This is a good place to talk about comparing percentages between groups. We'll discuss this in detail in another course, but there's a very common problem related to this that we want to point out now.
Up till now, we've visualized 'part of a whole' problems for one group at a time (i.e. one country, France). Suppose we want to compare alcohol consumption by beverage category for two countries – France and the Russian Federation. To do this, we join the Russian Federation's data to the dataset we have for France.

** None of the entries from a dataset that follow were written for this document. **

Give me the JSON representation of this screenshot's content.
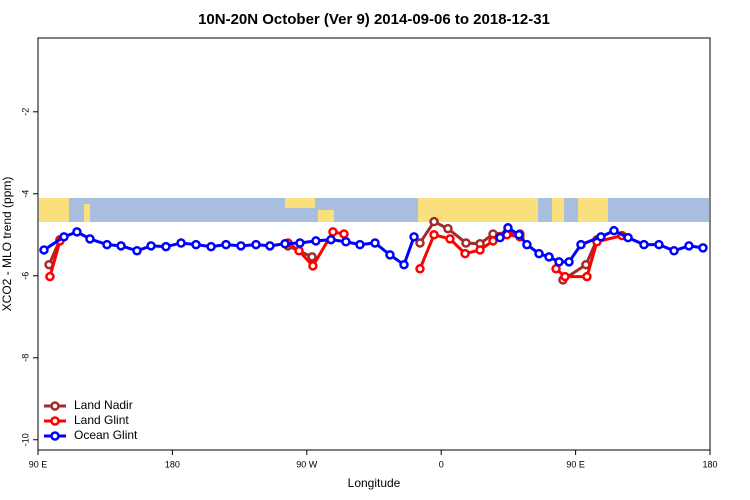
{
  "chart_data": {
    "type": "line",
    "title": "10N-20N October (Ver 9)   2014-09-06 to 2018-12-31",
    "x_label": "Longitude",
    "y_label": "XCO2 - MLO trend (ppm)",
    "xlim": [
      90,
      540
    ],
    "ylim": [
      -10.25,
      -0.2
    ],
    "xticks": [
      {
        "value": 90,
        "label": "90 E"
      },
      180,
      {
        "value": 270,
        "label": "90 W"
      },
      {
        "value": 360,
        "label": "0"
      },
      {
        "value": 450,
        "label": "90 E"
      },
      {
        "value": 540,
        "label": "180"
      }
    ],
    "yticks": [
      -2,
      -4,
      -6,
      -8,
      -10
    ],
    "legend": "bottom-left",
    "series": [
      {
        "name": "Land Nadir",
        "color": "#a52a2a",
        "x": [
          97.4,
          104.7,
          null,
          257.4,
          273.5,
          null,
          345.8,
          355.2,
          364.5,
          376.6,
          386.0,
          394.7,
          404.0,
          412.7,
          null,
          441.5,
          456.9,
          464.3
        ],
        "values": [
          -5.73,
          -5.12,
          null,
          -5.27,
          -5.54,
          null,
          -5.2,
          -4.68,
          -4.85,
          -5.2,
          -5.22,
          -4.98,
          -4.95,
          -4.98,
          null,
          -6.1,
          -5.73,
          -5.12
        ]
      },
      {
        "name": "Land Glint",
        "color": "#ff0000",
        "x": [
          98.0,
          104.7,
          null,
          257.4,
          264.8,
          274.1,
          287.5,
          294.9,
          null,
          345.8,
          355.2,
          365.9,
          376.0,
          386.0,
          394.7,
          404.0,
          412.7,
          null,
          436.9,
          442.9,
          457.6,
          464.3,
          481.1
        ],
        "values": [
          -6.02,
          -5.15,
          null,
          -5.2,
          -5.39,
          -5.76,
          -4.93,
          -4.98,
          null,
          -5.83,
          -5.0,
          -5.1,
          -5.46,
          -5.37,
          -5.15,
          -5.0,
          -5.05,
          null,
          -5.83,
          -6.02,
          -6.02,
          -5.17,
          -5.02
        ]
      },
      {
        "name": "Ocean Glint",
        "color": "#0000ff",
        "x": [
          94.0,
          107.4,
          116.1,
          124.8,
          136.2,
          145.6,
          156.3,
          165.7,
          175.7,
          185.8,
          195.8,
          205.9,
          215.9,
          225.9,
          236.0,
          245.3,
          255.4,
          265.4,
          276.1,
          286.2,
          296.2,
          305.6,
          315.7,
          325.7,
          335.1,
          341.8,
          null,
          399.4,
          404.7,
          412.1,
          417.4,
          425.5,
          432.2,
          438.9,
          445.6,
          453.6,
          467.0,
          475.7,
          485.1,
          495.8,
          505.8,
          515.9,
          525.9,
          535.3
        ],
        "values": [
          -5.37,
          -5.05,
          -4.93,
          -5.1,
          -5.24,
          -5.27,
          -5.39,
          -5.27,
          -5.29,
          -5.2,
          -5.24,
          -5.29,
          -5.24,
          -5.27,
          -5.24,
          -5.27,
          -5.22,
          -5.2,
          -5.15,
          -5.12,
          -5.17,
          -5.24,
          -5.2,
          -5.49,
          -5.73,
          -5.05,
          null,
          -5.07,
          -4.83,
          -5.0,
          -5.24,
          -5.46,
          -5.54,
          -5.66,
          -5.66,
          -5.24,
          -5.05,
          -4.9,
          -5.07,
          -5.24,
          -5.24,
          -5.39,
          -5.27,
          -5.32
        ]
      }
    ]
  }
}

The new dataset looks like this:
country beverage consumption percent
1 France Beer 2.20 18.803419
2 France Wine 6.60 56.410256
3 France Spirits 2.70 23.076923
4 France Other 0.20 1.709402
5 Russian Federation Beer 4.11 37.194570
6 Russian Federation Wine 1.28 11.583710
7 Russian Federation Spirits 5.53 50.045249
8 Russian Federation Other 0.13 1.176471
As you can see, the first four rows are exactly the same as in our france_beverages
dataset. The last four contain similar data for the Russian Federation. (The percent
column was already calculated separately for each country.)
The most straightforward solution for visualizing these data for two groups (i.e. Russian Federation and France) is to use two instances of the same chart. Since we've been discussing the pie chart, maybe we would want to use two pie charts, side by side. Or maybe we would use the 100% stacked bar chart, with two bars plotted on the graph instead of just one. Or perhaps we could just add more bars to a classic bar chart. At first glance, all of these make sense. But have a look at the extended charts before you make a decision. They are shown on the left / Click on the exercise on the right to see for yourself.
Unfortunately, not all of these extended versions of the charts work equally well for comparing groups. You'll understand why after completing the exercise. Now, though, we want to be very clear on one thing: using multiple pie charts to compare groups is the worst solution.
Never use pie charts to compare two or more groups.
Comparing percentages for two or more groups using multiple pie charts mean you must try to estimate the size of related wedges without having a common reference. You must find the related wedges on each chart (e.g. the 'Wine' category) and try to determine which is larger, but it's nearly impossible. There's no common baseline - each wedge starts in a different place and there is no common baseline between them. What's worse, you can't create a baseline - you can't add a common axis or legend to the charts to fix this problem.
It's much better to use another chart, such as the grouped bar chart, to visualize this problem for more than one dataset. You'll be comparing multiple groups against the same baseline, so it will be much easier to draw accurate conclusions.